The border is of particular controversy since it was demarcated by the British Empire in 1893. The area is home to a significant number of the Tehrik-e-Taliban Pakistan (TTP) members who were instrumental supporters of the Afghan Taliban from 2001 onward.
Increased tension within Pakistan led to Pakistani Interior Minister Sheikh Rashid Ahmed warning that "we have received a kind of signal that terrorist incidents have started happening in Islamabad," as a police officer was murdered by the TTP last week. However, the tripartite relationship is complex and part of a wider powerplay. The Afghan Taliban had actually led a ceasefire between the TPP and Pakistani forces.
Furthermore, the belief that the fluid situation in Afghanistan has caused regional unrest beyond expectations is perhaps overplayed. Unrest in Kazakhstan, for example, has far stronger roots in micro domestic issues than macro regional concerns. However, the threat of agents willing to pour fuel on fire remains.

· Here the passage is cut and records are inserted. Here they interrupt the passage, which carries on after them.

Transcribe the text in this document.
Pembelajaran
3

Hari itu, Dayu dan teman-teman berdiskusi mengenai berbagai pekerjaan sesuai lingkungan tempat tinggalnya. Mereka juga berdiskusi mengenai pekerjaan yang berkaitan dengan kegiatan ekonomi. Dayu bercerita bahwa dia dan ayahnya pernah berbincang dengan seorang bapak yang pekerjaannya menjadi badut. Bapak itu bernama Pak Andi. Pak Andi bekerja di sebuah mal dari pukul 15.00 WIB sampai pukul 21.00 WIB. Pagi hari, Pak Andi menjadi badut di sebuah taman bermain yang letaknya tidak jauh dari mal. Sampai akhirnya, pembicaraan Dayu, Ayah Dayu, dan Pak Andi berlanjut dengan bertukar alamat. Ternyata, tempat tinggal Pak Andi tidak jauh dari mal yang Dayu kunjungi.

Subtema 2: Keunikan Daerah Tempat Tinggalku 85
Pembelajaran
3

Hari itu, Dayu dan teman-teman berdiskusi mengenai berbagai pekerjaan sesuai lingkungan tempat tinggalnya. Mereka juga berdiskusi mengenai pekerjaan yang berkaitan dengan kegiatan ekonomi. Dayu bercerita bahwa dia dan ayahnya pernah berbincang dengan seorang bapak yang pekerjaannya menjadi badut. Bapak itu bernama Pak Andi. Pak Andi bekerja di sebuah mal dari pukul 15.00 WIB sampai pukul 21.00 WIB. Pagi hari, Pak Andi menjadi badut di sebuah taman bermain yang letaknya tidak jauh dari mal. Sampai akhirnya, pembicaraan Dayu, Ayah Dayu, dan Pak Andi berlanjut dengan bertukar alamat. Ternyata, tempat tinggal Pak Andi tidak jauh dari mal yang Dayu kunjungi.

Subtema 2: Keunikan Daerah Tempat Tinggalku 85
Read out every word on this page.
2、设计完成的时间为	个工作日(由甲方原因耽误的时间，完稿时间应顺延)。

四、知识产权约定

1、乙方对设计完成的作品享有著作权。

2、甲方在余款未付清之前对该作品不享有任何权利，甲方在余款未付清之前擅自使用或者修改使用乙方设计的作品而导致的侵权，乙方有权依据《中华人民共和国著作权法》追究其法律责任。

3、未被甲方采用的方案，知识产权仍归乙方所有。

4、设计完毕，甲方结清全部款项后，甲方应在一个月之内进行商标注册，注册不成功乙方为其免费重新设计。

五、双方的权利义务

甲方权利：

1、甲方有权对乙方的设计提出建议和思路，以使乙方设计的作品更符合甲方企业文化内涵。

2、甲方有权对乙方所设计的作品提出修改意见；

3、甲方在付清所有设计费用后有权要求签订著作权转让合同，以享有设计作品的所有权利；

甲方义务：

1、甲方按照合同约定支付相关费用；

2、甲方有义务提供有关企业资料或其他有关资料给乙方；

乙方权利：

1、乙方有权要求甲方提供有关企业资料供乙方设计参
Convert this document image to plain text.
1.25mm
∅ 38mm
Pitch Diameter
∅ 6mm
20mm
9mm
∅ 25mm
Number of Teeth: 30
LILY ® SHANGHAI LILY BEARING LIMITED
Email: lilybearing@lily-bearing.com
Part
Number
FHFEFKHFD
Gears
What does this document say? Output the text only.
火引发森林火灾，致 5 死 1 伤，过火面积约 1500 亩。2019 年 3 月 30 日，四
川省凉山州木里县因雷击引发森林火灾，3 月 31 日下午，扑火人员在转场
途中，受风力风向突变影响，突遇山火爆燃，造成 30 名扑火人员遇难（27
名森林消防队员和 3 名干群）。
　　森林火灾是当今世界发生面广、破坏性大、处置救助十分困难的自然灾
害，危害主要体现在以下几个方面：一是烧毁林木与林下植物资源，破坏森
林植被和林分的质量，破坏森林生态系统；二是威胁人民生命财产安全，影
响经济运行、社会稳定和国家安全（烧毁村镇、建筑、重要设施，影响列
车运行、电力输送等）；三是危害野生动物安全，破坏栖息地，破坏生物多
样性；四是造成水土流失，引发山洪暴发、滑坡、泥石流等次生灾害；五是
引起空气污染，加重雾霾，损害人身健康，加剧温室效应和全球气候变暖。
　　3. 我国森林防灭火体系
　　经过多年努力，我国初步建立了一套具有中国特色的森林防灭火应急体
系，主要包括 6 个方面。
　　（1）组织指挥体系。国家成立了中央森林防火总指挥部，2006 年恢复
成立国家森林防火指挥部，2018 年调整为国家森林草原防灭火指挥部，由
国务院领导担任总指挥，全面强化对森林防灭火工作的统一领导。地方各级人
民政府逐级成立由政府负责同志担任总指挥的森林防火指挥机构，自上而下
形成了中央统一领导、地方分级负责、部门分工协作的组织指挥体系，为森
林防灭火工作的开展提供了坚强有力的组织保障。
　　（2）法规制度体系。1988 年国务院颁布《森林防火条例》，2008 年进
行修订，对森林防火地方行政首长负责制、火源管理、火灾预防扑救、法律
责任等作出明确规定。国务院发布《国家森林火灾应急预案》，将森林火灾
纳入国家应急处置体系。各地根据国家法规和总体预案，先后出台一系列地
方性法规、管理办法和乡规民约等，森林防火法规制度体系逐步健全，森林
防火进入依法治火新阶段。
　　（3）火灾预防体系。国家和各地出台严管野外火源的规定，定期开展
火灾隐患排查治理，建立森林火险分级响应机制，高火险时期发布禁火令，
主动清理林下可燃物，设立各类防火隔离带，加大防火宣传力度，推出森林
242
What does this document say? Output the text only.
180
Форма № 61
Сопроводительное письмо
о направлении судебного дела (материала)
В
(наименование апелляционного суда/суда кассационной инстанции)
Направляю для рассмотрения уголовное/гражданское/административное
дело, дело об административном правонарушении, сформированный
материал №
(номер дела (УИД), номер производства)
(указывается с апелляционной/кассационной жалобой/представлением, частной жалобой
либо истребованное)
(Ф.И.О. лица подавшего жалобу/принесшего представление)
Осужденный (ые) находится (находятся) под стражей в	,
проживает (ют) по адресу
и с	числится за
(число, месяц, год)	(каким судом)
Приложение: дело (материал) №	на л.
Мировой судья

The fact remains though that a transition in leadership does not bring about an end to conflicts; it would be the folly Santayana warned of to believe such a thing.
Illustrating the Machiavellian power dynamics and cold realities, Afghan commentator Shafi Atal said, "The leadership of the Taliban would possibly accept the line as a border in front of the Pakistani establishment, but they are afraid of the reaction of the Afghan population as well as lower ranks." Indeed there is a belief that "the drama by the Taliban (over the border dispute) is to show the Afghans that they are not linked with the Pakistani establishment."
While troubling reports continue to come out of Afghanistan, the Taliban remain engaged diplomatically. Talks this week concluded between the U.S. and European powers over the humanitarian crisis in Afghanistan and the prospect of a restoration of aid were said to be optimistic.
Jamila Afghani, an Afghan women's rights activist, characterized the Oslo summit to the AFP news agency as a "positive icebreaking meeting… (The Taliban) displayed goodwill … Let's see what their actions will be, based on their words."
While skeptics view a Taliban Damascene conversion as highly improbable, optimists will appreciate that civil war has been avoided, regional stability is broadly intact and that the Taliban remain engaged in talks. Realists though will be acutely aware of the tightrope that must be walked when leading a nation whose very existence a sizeable percent of the population question.